Опубликовано в журнале Интерпоэзия, номер 3, 2024
* * *
Бахыту Кенжееву
В серебряном веке, спиною к реке,
в прозрачном, на голое тело,
ажурном, немыслимом дождевике –
цикада сидела и пела.
Так серные спички трясут в коробке –
часами стараясь над ухом,
и ты замолкаешь на их языке
и тоже становишься слухом.
А все остальное – подделка, вранье,
цикада гадает, авгурит,
и кто – от невидимых спичек ее –
военную трубку прикурит?
Здесь нужно глядеть под особым углом,
следить за шитьем и покроем,
и мы оказались одни за столом
и что-то о времени воем.
Мы пьем полумертвую воду огней
и плачем под песню цикады:
о маленькой жизни несчастной своей,
которой, порою, не рады.
Цикада над нами трясет коробок,
чтоб божие царство светлело,
а все остальное, мой старый дружок,
не наше собачье дело.
2023
* * *
Бахыту Кенжееву
Моя любовь: где ни копнешь – скелет, что ни посеешь – хрен да бересклет, пылают звезды холодом брусчатным, и если время – гетерозмея, мои друзья, поверьте – был и я, по юности, поэтом непечатным.

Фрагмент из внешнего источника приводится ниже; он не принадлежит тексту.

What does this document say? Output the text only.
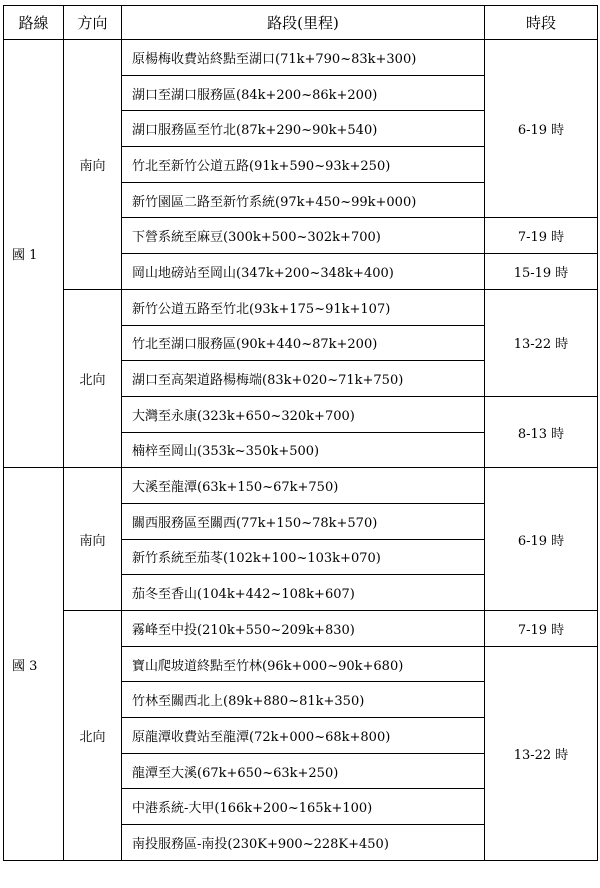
路線	方向	路段(里程)	時段
國 1	南向	原楊梅收費站終點至湖口(71k+790~83k+300)	6-19 時
		湖口至湖口服務區(84k+200~86k+200)	
		湖口服務區至竹北(87k+290~90k+540)	
		竹北至新竹公道五路(91k+590~93k+250)	
		新竹園區二路至新竹系統(97k+450~99k+000)	
		下營系統至麻豆(300k+500~302k+700)	7-19 時
		岡山地磅站至岡山(347k+200~348k+400)	15-19 時
	北向	新竹公道五路至竹北(93k+175~91k+107)	13-22 時
		竹北至湖口服務區(90k+440~87k+200)	
		湖口至高架道路楊梅端(83k+020~71k+750)	
		大灣至永康(323k+650~320k+700)	8-13 時
		楠梓至岡山(353k~350k+500)	
國 3	南向	大溪至龍潭(63k+150~67k+750)	6-19 時
		關西服務區至關西(77k+150~78k+570)	
		新竹系統至茄苳(102k+100~103k+070)	
		茄冬至香山(104k+442~108k+607)	
	北向	霧峰至中投(210k+550~209k+830)	7-19 時
		寶山爬坡道終點至竹林(96k+000~90k+680)	13-22 時
		竹林至關西北上(89k+880~81k+350)	
		原龍潭收費站至龍潭(72k+000~68k+800)	
		龍潭至大溪(67k+650~63k+250)	
		中港系統-大甲(166k+200~165k+100)	
		南投服務區-南投(230K+900~228K+450)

Но в моду вновь входили кошельки, и время кожу сбрасывать училось, и размышлял Господь: с какой руки пожаловать эпическую милость? Пока дрожал в сомнениях клавир, свершилось чудо, сжалились потомки: из толстого журнала «Новый мир» пришел имейл – коротенький, но емкий. В котором, если правильно прочесть, превозмогая мелочность петита, мне послан был намек, благая весть: «Вы – протеже Кенжеева Бахыта…
Печатать будем, текстов штуки три-четыре-пять немедленно пришлите…» Я произвел ревизию внутри, но память умолчала о Бахыте. И я слепой по Яндексу кружил, выспрашивал подольских ворожеев, и если призрак здесь когда-то жил, его присвоил Бродский, не Кенжеев. Но все же оказалось, он – поэт, с волшебной и ухватистою силой, классический казах преклонных лет, пропахший самодельною текилой.
Пространство в нем – светилось и цвело, сведенное божественным магнитом в сплошную точку, как добро и зло, как иудейка под антисемитом. Мы встретились в Москве, стоял апрель, пошатываясь, словно с бодунища, мы взяли на двоих одну свирель, духовная нас окрыляла пища. Я что-то там рифмованное жег, ну а когда Бахыту надоело, он мне сказал: «Закусывай, дружок…» – и я, с тех пор, закусываю смело.
Он научил меня стелить кровать, зубровку отличать от политуры, с расстегнутой ширинкой горевать на паперти большой литературы. Как мне, провинциалу и сачку, ударить в благодарные литавры? Ну что ж, подброшу денег старичку и приглашу на «Киевские лавры».
Я не из тех общественных блядюг, кто робко прячет анусы в анналах, Кенжеев – брат, Кенжеев – старший друг, пока меня печатают в журналах. Грешно ль не выпить нам по пятьдесят и разогнуть бессмертия подкову, читатель ждет уж рифмы шестьдесят, но с этим делом надобно к Цветкову.
Не прекращается Бахыт-парад, и нежный рэп, и древние колядки. Косматый страж Бахчисарайских врат сигналит нам портвейном «Три девятки».
И полнолуния троянский щит, и грохот премиальных барабанов… А ведь неплохо, в общем-то, звучит: Кенжеев Саша и Бахыт Кабанов…
2010
* * *
Бахыту Кенжееву
Над Марсовым полем – звезды керосиновый свет,
защитная охра, потертый вишневый вельвет.
Идешь и не плачешь, не плачешь, не плачешь, не пла…
…из холода, солода и привозного тепла.
Еще Инженерного – дынный не виден фасад,
и жизнь одинока, и это она – наугад
меня выбирала, копаясь в кошачьем мешке,
без всяческих выгод, не зная об этом стишке.
Когтистая музыка, книжное перевранье,
попробуйте, твари, отклеить меня от нее!
Попробуйте звукопись, летопись, львиные рвы,
салат Эрмитажа, селедочный отблеск Невы!
Нас может быть трое на Марсовом поле: пастух,
и мячик футбольный, в кустах испускающий дух.
Забытый, забитый – в чужие ворота, и тот,
который звезду над воинственным полем пасет.
Петром привезенный, с Кенжеевым накоротке,
пастух-африканец, сжимающий пряник в руке.
На Марсовом поле – трофейный горчит шоколад,
и смерть – одинока, и это она – наугад,
ко мне прикоснулась, и больше не тронула, нет.
А лишь погасила звезды керосиновый свет.